In 1959, she opened her gallery in the Westwood section of Los Angeles. Initially it was the show of Yves Klein, a French painter of monochrome blues who had never had a solo exhibition in the United States. “By 1959, I wanted to have an exhibition for a while, though I didn’t know anything about it, really,” Tell Artforum In 2014. “I just went ahead and did it anyway – innocent people outside sort of thing.”

In 1962, Dwan moved her gallery to a new location in Los Angeles. That same year, she installed “My Country’ Tis of Thee,” which was considered one of the premiere pop performances in the United States benefiting from interest in Andy Warhol’s famous Ferus Gallery earlier that year, which featured his paintings of Campbell’s Soup. Cans, Duane’s collection of works that included “forbidden” consumer images. Pieces by Marisol, Roy Lichtenstein and Tom Wesselman have hung alongside works by Bob pioneers, including Jasper Johns and Edward Kienholz.

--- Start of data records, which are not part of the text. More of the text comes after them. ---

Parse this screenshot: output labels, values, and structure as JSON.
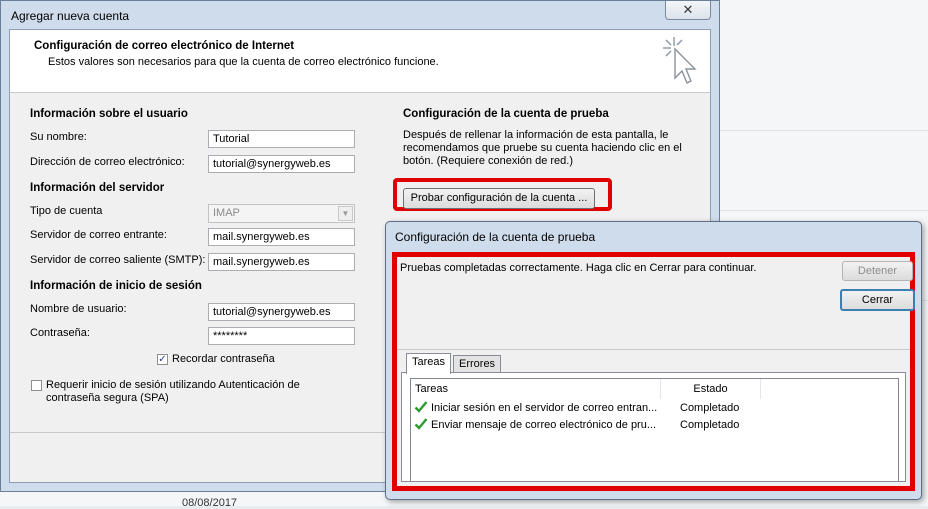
{
  "main_window": {
    "title": "Agregar nueva cuenta",
    "close_glyph": "✕",
    "header": {
      "title": "Configuración de correo electrónico de Internet",
      "subtitle": "Estos valores son necesarios para que la cuenta de correo electrónico funcione."
    },
    "user_info": {
      "section_title": "Información sobre el usuario",
      "name_label": "Su nombre:",
      "name_value": "Tutorial",
      "email_label": "Dirección de correo electrónico:",
      "email_value": "tutorial@synergyweb.es"
    },
    "server_info": {
      "section_title": "Información del servidor",
      "account_type_label": "Tipo de cuenta",
      "account_type_value": "IMAP",
      "incoming_label": "Servidor de correo entrante:",
      "incoming_value": "mail.synergyweb.es",
      "outgoing_label": "Servidor de correo saliente (SMTP):",
      "outgoing_value": "mail.synergyweb.es"
    },
    "logon_info": {
      "section_title": "Información de inicio de sesión",
      "username_label": "Nombre de usuario:",
      "username_value": "tutorial@synergyweb.es",
      "password_label": "Contraseña:",
      "password_value": "********",
      "remember_label": "Recordar contraseña",
      "remember_checked": true,
      "spa_label_line1": "Requerir inicio de sesión utilizando Autenticación de",
      "spa_label_line2": "contraseña segura (SPA)",
      "spa_checked": false
    },
    "test_settings": {
      "section_title": "Configuración de la cuenta de prueba",
      "description": "Después de rellenar la información de esta pantalla, le recomendamos que pruebe su cuenta haciendo clic en el botón. (Requiere conexión de red.)",
      "test_button_label": "Probar configuración de la cuenta ..."
    }
  },
  "test_dialog": {
    "title": "Configuración de la cuenta de prueba",
    "message": "Pruebas completadas correctamente. Haga clic en Cerrar para continuar.",
    "stop_button": "Detener",
    "close_button": "Cerrar",
    "tabs": [
      {
        "label": "Tareas",
        "active": true
      },
      {
        "label": "Errores",
        "active": false
      }
    ],
    "columns": [
      "Tareas",
      "Estado"
    ],
    "rows": [
      {
        "task": "Iniciar sesión en el servidor de correo entran...",
        "status": "Completado"
      },
      {
        "task": "Enviar mensaje de correo electrónico de pru...",
        "status": "Completado"
      }
    ]
  },
  "background": {
    "date_text": "08/08/2017"
  },
  "colors": {
    "highlight_red": "#e00000",
    "window_frame": "#cfdcec",
    "check_green": "#2e9a2e"
  }
}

The Duane Gallery expanded to New York in 1965, and in 1967, the Los Angeles space was closed, leaving only the Manhattan Auditorium. Duane cemented her reputation in New York as a major proponent of land art, which often involved direct interventions in the landscape as a form of sculpture. She said she funded these ambitious projects because it was exciting to see them realized, rather than just having them as unrealized concepts displayed as works on paper in gallery settings. (Although some of these pieces, known as earthworks, were put on permanently, they also brought smaller related projects into their gallery.)

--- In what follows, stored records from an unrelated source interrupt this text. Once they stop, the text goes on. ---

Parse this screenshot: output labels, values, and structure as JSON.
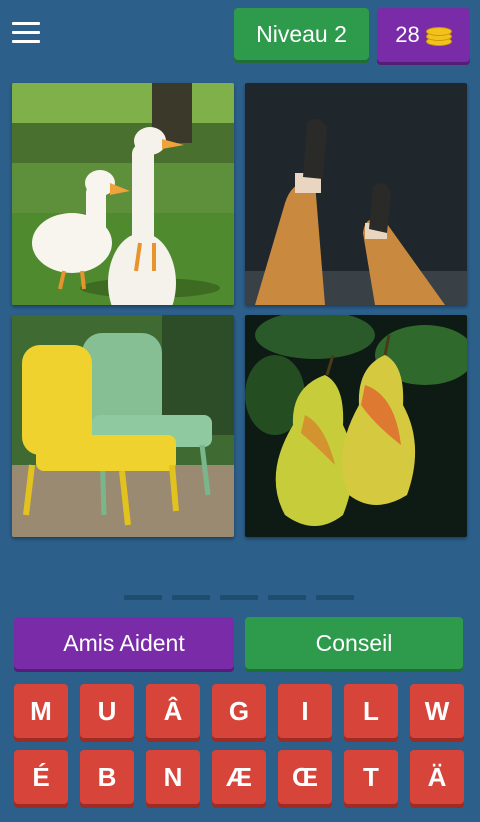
{
  "header": {
    "menu_icon": "hamburger-menu-icon",
    "level_label": "Niveau 2",
    "coins": "28",
    "coin_icon": "coin-stack-icon"
  },
  "images": [
    {
      "name": "ducks"
    },
    {
      "name": "legs-in-trousers"
    },
    {
      "name": "garden-chairs"
    },
    {
      "name": "pears"
    }
  ],
  "answer_slots": 5,
  "buttons": {
    "help_label": "Amis Aident",
    "hint_label": "Conseil"
  },
  "letters": {
    "row1": [
      "M",
      "U",
      "Â",
      "G",
      "I",
      "L",
      "W"
    ],
    "row2": [
      "É",
      "B",
      "N",
      "Æ",
      "Œ",
      "T",
      "Ä"
    ]
  },
  "colors": {
    "background": "#2c5f8a",
    "green": "#2e9a4c",
    "purple": "#7a2ca8",
    "key_red": "#d6443a"
  }
}
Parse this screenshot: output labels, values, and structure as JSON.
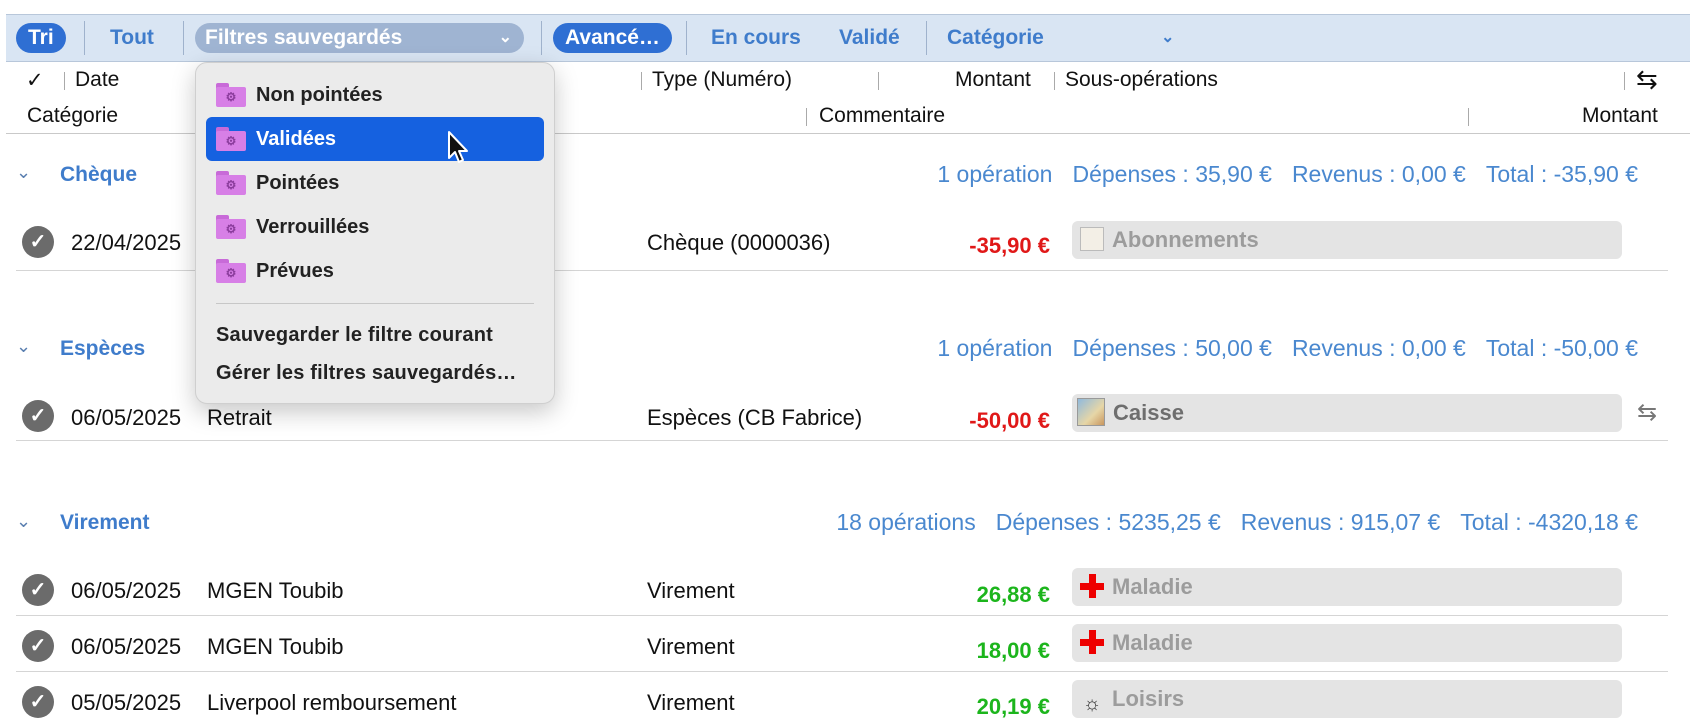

She is famous for having paid $30,000 to make Michael Heiser double error (1969), digging a trench in the Nevada desert. “I didn’t see it until after I finished it,” Duane said. The New York Times. “This is how I did. If I believed in the artist, I trusted him.” It later provided Heizer with a loan for the first part of the project that would become the recent opening city.

Duane also allocated money to Robert Smithson spiral pier (1970), a statue composed of basalt, clay, and salt crystals arranged in a spiral pattern on a lake in Utah. This work was also something Duane felt confident about, despite having little interaction with.

“For excavation,” she Tell an interview In 2016, “It was the openness and the feeling of having no boundaries that made it so exciting. For me it wasn’t a leap of faith.”

These days, the Duane Gallery continues to conquer some scrutiny by showcasing men almost exclusively – an imbalance that wasn’t entirely uncommon in the era, even among female merchants. In several interviews, Duane has carefully acknowledged that the response wasn’t entirely wrong. But she said to times In 2003, “I never thought about sex.”

Duane shocked the art world by closing a store in 1971—she simply didn’t feel like spending more money on the project, she said. Instead, she devoted herself to an art of her own making, taking pictures that have since been published in books. In 1996, with artist Charles Ross and architect Laban Wingert, she unveiled Duan Light Reservea chapel-like space in Montezuma, New Mexico, creates superior light effects using prisms built into the structure.

Over the years, Duane has separated the business into her holdings. Provided some works, including a copy of Di Maria lightning fieldof the Dia Art Foundation, which now shows many of the artists it has worked with, and its 2013 pledge to NGA includes approximately 250 works in the museum’s permanent collection on postwar art.

When NGA’s will was announced, interest in Duane erupted again, and a retrospective travel exhibition ensued, as did her autobiography and exhibition written by the late curator Germano Celante.

In a statement about the gift being pledged at the time, Meyer said, “Dwan was interested in new aesthetic forms and ideas. She was a patron as much as a salesman. Her gallery represents an alternative to today’s landscape, where it is primarily dominated by commercial values.”